Andrew P. Landstrom, Dobromir Dobrev and Xander H.T. Wehrens
Abstract
There has been a significant progress in our understanding of the molecular mechanisms by which
calcium (Ca 2+ ) ions mediate various types of cardiac arrhythmias. A growing list of inherited gene defects can
cause potentially lethal cardiac arrhythmia syndromes, including catecholaminergic polymorphic ventricular
tachycardia, congenital long QT syndrome, and hypertrophic cardiomyopathy. In addition, acquired deficits of
multiple Ca 2+ -handling proteins can contribute to the pathogenesis of arrhythmias in patients with various types
of heart disease. In this review article, we will first review the key role of Ca 2+ in normal cardiac function—in
particular, excitation–contraction coupling and normal electric rhythms.

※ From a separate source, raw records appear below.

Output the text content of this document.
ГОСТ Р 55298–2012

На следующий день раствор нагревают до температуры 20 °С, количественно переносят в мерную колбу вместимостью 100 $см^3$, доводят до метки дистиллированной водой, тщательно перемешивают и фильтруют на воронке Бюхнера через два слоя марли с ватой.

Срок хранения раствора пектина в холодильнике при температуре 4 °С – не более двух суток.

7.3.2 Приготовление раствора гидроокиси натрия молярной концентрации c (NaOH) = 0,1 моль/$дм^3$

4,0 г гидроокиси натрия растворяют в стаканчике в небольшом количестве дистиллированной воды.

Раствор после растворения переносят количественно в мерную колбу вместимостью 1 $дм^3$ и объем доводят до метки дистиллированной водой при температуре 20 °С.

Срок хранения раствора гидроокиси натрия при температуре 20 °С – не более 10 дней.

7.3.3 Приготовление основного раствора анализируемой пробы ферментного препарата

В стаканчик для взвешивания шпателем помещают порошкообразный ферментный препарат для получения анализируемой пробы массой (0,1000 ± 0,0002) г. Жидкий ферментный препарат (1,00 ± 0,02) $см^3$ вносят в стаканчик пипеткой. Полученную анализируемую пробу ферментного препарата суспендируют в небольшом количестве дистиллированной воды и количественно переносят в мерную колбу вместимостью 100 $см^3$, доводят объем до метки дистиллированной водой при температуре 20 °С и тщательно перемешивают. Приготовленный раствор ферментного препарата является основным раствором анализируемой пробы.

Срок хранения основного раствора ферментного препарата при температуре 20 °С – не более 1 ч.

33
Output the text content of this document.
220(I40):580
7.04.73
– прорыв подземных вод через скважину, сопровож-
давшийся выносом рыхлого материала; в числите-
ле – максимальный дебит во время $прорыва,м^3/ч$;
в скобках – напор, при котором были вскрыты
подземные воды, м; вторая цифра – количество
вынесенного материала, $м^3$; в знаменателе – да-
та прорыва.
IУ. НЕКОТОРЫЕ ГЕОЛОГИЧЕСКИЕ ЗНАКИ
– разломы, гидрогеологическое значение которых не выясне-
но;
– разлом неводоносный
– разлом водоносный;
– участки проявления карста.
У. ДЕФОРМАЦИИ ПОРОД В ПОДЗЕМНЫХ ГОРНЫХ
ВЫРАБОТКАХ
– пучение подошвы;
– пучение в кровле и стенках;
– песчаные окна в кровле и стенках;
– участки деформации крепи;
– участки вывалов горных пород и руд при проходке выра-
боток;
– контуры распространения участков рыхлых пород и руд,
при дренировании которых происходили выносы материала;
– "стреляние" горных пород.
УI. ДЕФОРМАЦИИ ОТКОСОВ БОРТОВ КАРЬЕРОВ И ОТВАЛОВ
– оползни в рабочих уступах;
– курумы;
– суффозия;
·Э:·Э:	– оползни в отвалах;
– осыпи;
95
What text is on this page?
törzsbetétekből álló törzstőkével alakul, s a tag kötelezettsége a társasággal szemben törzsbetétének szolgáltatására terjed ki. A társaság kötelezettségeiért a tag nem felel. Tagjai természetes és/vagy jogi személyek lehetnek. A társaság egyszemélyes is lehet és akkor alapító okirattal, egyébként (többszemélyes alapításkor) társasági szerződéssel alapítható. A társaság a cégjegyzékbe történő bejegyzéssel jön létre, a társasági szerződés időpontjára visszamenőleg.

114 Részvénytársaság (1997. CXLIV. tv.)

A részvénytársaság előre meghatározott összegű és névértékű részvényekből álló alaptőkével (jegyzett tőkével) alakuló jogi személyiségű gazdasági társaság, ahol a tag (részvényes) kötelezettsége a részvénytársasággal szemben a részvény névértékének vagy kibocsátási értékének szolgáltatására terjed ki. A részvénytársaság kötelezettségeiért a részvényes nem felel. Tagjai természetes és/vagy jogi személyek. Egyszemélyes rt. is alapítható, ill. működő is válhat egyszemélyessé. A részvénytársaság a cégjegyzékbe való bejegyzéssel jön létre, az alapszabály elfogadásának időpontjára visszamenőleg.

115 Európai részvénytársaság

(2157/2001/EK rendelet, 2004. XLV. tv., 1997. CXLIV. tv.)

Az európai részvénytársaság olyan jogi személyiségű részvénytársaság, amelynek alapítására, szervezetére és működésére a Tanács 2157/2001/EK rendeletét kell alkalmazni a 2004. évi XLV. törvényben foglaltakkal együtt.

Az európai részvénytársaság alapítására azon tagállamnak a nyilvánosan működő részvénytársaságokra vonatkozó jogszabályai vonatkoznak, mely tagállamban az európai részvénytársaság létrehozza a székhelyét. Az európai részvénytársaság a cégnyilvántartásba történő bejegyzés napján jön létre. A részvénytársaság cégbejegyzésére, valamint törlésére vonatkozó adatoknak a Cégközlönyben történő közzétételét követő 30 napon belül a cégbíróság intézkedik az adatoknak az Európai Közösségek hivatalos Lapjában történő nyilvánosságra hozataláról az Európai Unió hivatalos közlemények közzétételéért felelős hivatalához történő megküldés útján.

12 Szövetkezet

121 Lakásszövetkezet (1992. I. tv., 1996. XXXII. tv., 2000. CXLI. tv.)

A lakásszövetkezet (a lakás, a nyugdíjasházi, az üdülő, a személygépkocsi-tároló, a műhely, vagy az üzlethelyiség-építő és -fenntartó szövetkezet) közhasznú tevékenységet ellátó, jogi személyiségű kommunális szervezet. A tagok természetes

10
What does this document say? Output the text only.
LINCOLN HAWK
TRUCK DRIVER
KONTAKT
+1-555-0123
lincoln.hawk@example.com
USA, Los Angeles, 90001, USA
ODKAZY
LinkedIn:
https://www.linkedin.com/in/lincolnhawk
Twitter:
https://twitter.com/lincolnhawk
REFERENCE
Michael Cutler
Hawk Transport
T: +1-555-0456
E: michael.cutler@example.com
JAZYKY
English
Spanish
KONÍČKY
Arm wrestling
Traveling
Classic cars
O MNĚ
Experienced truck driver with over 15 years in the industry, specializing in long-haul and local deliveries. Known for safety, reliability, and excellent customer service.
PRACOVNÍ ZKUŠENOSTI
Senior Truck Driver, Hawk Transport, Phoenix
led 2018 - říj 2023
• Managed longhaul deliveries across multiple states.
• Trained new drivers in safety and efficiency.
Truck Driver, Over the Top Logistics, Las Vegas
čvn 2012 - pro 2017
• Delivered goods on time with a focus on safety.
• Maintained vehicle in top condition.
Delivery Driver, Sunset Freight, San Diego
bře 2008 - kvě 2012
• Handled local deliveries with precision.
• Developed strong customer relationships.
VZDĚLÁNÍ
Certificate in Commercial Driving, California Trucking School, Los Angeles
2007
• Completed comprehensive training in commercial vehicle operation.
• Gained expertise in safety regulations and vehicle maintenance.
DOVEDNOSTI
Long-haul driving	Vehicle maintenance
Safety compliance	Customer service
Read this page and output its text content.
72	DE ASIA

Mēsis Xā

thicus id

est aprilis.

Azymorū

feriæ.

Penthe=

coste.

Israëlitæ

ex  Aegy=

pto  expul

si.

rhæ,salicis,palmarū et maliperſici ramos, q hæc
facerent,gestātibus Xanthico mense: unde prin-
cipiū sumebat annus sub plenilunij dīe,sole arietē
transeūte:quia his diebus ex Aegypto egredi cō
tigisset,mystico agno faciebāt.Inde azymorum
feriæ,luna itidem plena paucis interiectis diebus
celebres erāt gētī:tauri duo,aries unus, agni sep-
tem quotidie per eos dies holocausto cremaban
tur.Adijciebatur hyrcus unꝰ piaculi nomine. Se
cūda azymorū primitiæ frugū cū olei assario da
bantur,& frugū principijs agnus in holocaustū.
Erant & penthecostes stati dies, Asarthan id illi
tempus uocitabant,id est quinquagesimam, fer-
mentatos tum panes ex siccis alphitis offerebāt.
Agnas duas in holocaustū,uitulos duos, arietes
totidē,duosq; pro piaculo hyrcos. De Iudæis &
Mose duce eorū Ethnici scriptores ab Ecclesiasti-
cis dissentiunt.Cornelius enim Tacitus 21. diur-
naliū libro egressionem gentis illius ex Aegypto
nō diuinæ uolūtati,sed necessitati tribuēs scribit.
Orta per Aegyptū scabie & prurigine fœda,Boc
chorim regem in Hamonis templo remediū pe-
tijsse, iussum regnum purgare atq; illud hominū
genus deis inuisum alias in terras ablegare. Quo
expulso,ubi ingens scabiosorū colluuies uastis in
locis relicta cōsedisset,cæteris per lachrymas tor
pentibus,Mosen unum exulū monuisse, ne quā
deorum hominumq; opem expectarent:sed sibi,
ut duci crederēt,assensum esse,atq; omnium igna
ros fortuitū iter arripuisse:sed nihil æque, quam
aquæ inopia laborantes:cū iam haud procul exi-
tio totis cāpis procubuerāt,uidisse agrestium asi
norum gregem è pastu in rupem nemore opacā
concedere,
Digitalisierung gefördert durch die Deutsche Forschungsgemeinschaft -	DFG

The functional involvement of Ca 2+ in
distinct arrhythmia mechanisms will be discussed, followed by various inherited arrhythmia syndromes caused
by mutations in Ca 2+ -handling proteins. Finally, we will discuss how changes in the expression of regulation of
Ca 2+ channels and transporters can cause acquired arrhythmias, and how these mechanisms might be targeted for
therapeutic purposes. (Circ Res. 2017;120:1969-1993. DOI: 10.1161/CIRCRESAHA.117.310083.)